Smoke, Mirrors, and employment at will
While right-wing libertarians won most battles in the 1990-1991 Employment Contracts Act reforms they lost the one that was perhaps most central to their version of labour law – employment at will. Not only did they lose that battle, they saw the right to take a personal grievance significantly extended to cover all employees, rather than only union members.
This setback, to put it mildly, made the libertarian right apoplectic. “Flexibility” of labour (or more accurately the ability of employers to hire and dispense of workers without restraint) was at the heart of the libertarian vision and the failure to achieve this goal was not taken well. The mouthpiece for the new-right, the Business Roundtable, published numerous papers that sought to justify employment-at-will, and among others the libertarian law and economics professor, Richard Epstein, then at Chicago, became a frequent visitor to Aotearoa New Zealand. He was particularly critical of “The Judges Who Chip Away at the Freedom of Employment Contracts” (as one seminar was entitled). This broad theme is of course a somewhat constant if misguided, theme from the New Zealand Initiative (NZI).
Attacks on the specialist Employment Court for allegedly not properly re- applying the unchanged personal grievance provisions verged on the unhinged. Unhinged in that the critics seemed to think the courts should do the job that Parliament had failed to do – get rid of personal grievances. This attack had some impact over time with the increasingly conservative and law and economics influenced Court of Appeal taking an increasingly narrow and conservative approach to the personal grievance provisions from the mid-1990s.

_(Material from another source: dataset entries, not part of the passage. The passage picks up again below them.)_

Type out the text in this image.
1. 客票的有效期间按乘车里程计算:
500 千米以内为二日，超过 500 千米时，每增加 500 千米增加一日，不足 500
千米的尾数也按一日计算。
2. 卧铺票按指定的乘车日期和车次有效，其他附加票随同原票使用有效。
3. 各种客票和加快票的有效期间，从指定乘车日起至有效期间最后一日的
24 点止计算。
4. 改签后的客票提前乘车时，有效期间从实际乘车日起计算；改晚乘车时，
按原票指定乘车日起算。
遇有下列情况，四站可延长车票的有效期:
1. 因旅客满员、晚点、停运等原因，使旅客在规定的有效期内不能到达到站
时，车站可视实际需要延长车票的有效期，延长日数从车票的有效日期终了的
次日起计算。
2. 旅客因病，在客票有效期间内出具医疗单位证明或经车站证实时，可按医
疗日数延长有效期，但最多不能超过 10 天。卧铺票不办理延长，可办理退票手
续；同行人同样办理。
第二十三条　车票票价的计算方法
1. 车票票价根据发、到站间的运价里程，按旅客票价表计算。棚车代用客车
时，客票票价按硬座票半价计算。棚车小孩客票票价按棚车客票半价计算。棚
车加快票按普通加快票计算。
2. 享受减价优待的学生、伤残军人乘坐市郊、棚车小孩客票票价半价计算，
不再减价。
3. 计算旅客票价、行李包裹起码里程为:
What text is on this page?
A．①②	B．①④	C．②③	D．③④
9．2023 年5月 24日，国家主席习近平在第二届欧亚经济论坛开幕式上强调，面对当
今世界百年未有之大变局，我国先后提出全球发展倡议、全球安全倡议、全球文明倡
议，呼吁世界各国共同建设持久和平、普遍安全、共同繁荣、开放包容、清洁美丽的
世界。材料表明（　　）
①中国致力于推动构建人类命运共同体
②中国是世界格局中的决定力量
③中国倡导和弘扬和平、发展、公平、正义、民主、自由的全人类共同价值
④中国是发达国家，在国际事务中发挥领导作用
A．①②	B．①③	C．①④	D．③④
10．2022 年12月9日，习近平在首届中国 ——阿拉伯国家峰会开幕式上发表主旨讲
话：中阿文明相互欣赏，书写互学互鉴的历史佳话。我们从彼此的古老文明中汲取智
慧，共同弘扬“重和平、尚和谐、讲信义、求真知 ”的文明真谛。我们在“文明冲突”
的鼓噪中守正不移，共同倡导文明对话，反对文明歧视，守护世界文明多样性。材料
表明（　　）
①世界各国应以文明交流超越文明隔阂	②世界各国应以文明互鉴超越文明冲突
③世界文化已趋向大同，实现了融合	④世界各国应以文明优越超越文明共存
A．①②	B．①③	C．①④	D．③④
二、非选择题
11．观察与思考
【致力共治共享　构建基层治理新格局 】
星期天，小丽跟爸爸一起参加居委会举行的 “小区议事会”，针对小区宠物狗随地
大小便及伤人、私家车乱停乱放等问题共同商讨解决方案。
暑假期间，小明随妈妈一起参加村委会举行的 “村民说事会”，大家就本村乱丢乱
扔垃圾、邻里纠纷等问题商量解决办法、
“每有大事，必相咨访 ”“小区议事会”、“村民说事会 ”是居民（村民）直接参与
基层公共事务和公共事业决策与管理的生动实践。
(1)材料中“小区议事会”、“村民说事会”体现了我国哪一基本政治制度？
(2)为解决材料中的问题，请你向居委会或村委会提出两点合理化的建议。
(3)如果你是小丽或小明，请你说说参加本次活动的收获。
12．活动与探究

The current attack on personal grievances, heavily influenced by the successor to the Business Roundtable, the NZI, should come as no surprise. Indeed the proposal to strip higher paid employees of any job security was foreshadowed in a paper by the NZI’s current chair, Roger Partridge, written in 2021. In Nothing Costs Nothing: Why unjustified dismissal procedures should not apply to the highly paid Partridge argued that highly paid managers should not enjoy employment security essentially because "economic theory" regarded the inability to dismiss as negatively affecting productivity: He stated: But nothing costs nothing. Unjustified dismissal protection comes at a cost. Employees receive lower incomes. Work is put at risk. And society is poorer due to the adverse effects of unjustified dismissal laws on productivity.
Partridge did concede that No one wants vulnerable workers being unjustifiably dismissed.
Before moving on the meaning of “employment-at-will” should be made explicit. It is largely a United States concept that means that an employer is free to dismiss an employee for no or any reason and without notice. The employee’s job security literally depends on the will of the employer. Its impact has recently been illustrated by the mass of dismissals of employees who dared to make negative comments about Charlie Kirk or who made negative comments relating to Israeli actions in Gaza.
English common law supported a modified version of this principle – an employer was free to dismiss without reasons but a contractual period of notice had to be observed or payment in lieu of notice given.
Somewhat helpful if the notice period was three months, less so if an hour or a day as was far from uncommon.
This was the situation in New Zealand prior to 1973. The major remedy for an unjustified dismissal before that time was industrial action – indeed the main reason for introducing personal grievances was the number of strikes over dismissals, not any particular concern about employees.
Which brings us to the amendments proposed in the current Employment Relations Act Amendment Bill. While not introducing employment-at-will per se, which politically would have been a highly contentious step, the Coalition is attempting to achieve the same result by smoke and mirrors.
First the reforms will strip higher paid employees (those earning over $180,000) of job protection. This will affect many beyond managers including significant numbers of skilled professionals. Such employees clearly will soon have no legal expectation of fair treatment, or indeed be able to do anything else that might irritate an employer.
Second the legal risk associated with bringing a personal grievance will increase significantly. More on this in a later post but it might be noted that in 2013 unfair dismissal claims in the United Kingdom declined dramatically, by 66-70 percent. This was not due to a change in the law or an epiphany by British employers who ceased treating employees unfairly. Rather it was caused by a political decision to substantially increase Employment Tribunal fees. A Minister could, with hand on heart, could declare that workers still had clear and unchanged protection against unfair dismissal. Workers could see their rights – but they had become illusory - the cost of utilising them had become unaffordable.
The tactic of raising the costs of access to justice is of course nothing new, it is a standard procedural technique by deep-pocketed litigants. What is concerning is the use of such tactics as a matter of government policy.
Thirdly the Minister has begun to replace members of the Authority to ensure “that the right people are appointed.” A cynic might see this as stacking the Authority especially given the Minister’s expressed wish to see a reduction in the value of awards given her claims that Employment Relations Authority members believed “money grows on trees”. A comment that earned her a rebuke from the Attorney-General.
I will return to the problems posed by the Bill in a future post but it should be clear that the Bill marks a major attack on the economic security and other rightd of all working people.